Un nouveau CAP Pâtisserie voit le jour à l'institut Marie-Sagnier de Clermont-l'Hérault
Alors que les vacances d'été battent encore leur plein, l'institut Marie-Sagnier, situé à Clermont-l'Hérault, anticipe déjà la rentrée scolaire de septembre avec une annonce majeure. L'établissement va en effet proposer une nouvelle formation : le CAP Pâtisserie. Cette initiative est le fruit d'un travail préparatoire mené depuis un an par la direction, visant à enrichir l'offre éducative de l'institut.
Une unité de formation par apprentissage déjà bien rodée
L'institut Marie-Sagnier abrite une unité de formation par apprentissage (UFA), dotée d'une équipe pédagogique et d'outils adaptés aux formations dispensées. Le responsable de l'apprentissage a collaboré étroitement avec l'équipe de direction pour définir l'identité de cette unité, en s'appuyant sur une infrastructure existante de qualité.
L'établissement dispose déjà d'une cuisine professionnelle où le chef Dimitri Favier partage son expertise avec les élèves. D'autres formations, comme le CAP agent polyvalent de restauration collective ou le bac pro cuisine en apprentissage, sont déjà proposées, permettant aux apprenants de répondre aux besoins des entreprises du secteur de la restauration.
Une spécificité affirmée dans les métiers de bouche
Christophe Lavit, directeur de l'institut, explique la démarche : "Il fallait trouver une spécificité. Dans l'idée que cela ne parte pas tous azimuts, et qu'il y ait une sorte de repérage, l'institut Marie-Sagnier est une unité de métier de bouche." Il souligne ainsi la volonté de se concentrer sur un domaine précis pour offrir une formation de qualité.
L'UFA de Marie-Sagnier est une structure à taille humaine, avec une croissance mesurée. En 2019, elle accueillait 6 apprentis, puis 12 en 2020, et prévoit d'en former 20 cette année. Cette échelle réduite permet un suivi personnalisé des élèves, mais aussi des maîtres d'apprentissage et des employeurs.

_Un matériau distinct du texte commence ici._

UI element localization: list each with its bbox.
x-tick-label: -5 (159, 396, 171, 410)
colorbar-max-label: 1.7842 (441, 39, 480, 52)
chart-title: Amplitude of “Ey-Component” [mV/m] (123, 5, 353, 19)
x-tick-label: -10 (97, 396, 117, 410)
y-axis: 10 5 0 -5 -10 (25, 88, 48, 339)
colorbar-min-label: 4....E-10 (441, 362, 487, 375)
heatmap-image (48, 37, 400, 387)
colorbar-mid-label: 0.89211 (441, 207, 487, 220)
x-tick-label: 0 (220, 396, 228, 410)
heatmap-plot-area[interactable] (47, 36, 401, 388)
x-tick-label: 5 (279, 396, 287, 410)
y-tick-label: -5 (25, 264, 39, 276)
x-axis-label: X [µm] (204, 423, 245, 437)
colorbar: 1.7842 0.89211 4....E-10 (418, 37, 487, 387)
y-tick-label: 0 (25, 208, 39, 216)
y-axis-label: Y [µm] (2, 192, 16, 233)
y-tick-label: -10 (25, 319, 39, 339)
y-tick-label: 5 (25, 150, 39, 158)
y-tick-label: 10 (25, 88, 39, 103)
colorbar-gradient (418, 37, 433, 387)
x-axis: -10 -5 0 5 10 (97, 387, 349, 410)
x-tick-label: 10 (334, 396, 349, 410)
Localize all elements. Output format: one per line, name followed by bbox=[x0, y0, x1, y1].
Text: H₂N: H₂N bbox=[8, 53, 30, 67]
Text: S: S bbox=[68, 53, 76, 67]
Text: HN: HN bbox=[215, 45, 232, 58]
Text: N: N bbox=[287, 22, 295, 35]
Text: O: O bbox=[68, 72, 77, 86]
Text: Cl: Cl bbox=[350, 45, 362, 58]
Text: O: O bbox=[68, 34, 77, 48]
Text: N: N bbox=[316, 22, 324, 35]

Christophe Lavit ajoute : "Certains ont l'habitude de l'apprentissage parce que cela fait des années qu'ils pratiquent, mais il y a aussi des nouveaux qui se lancent et ils ont besoin d'être aidés administrativement mais aussi pédagogiquement, parce qu'être maître d'apprentissage, c'est aussi transmettre un savoir-faire." Cette approche favorise une transmission efficace des compétences.
Des perspectives d'expansion pour l'avenir
À peine le CAP Pâtisserie mis en place, l'équipe de l'institut envisage déjà l'avenir. Elle planche sur une éventuelle possibilité de CAP Serveur pour la rentrée 2024, répondant ainsi aux demandes croissantes des restaurateurs locaux. Christophe Lavit précise : "Les restaurateurs sont déjà demandeurs car ils nous posent la question. Il faut voir ce que nous pouvons faire pour apporter notre contribution sur le territoire."
Cette initiative s'inscrit dans une dynamique de développement des formations professionnelles dans la région, visant à combler les besoins du marché de l'emploi tout en offrant aux jeunes des opportunités d'apprentissage concrètes et valorisantes.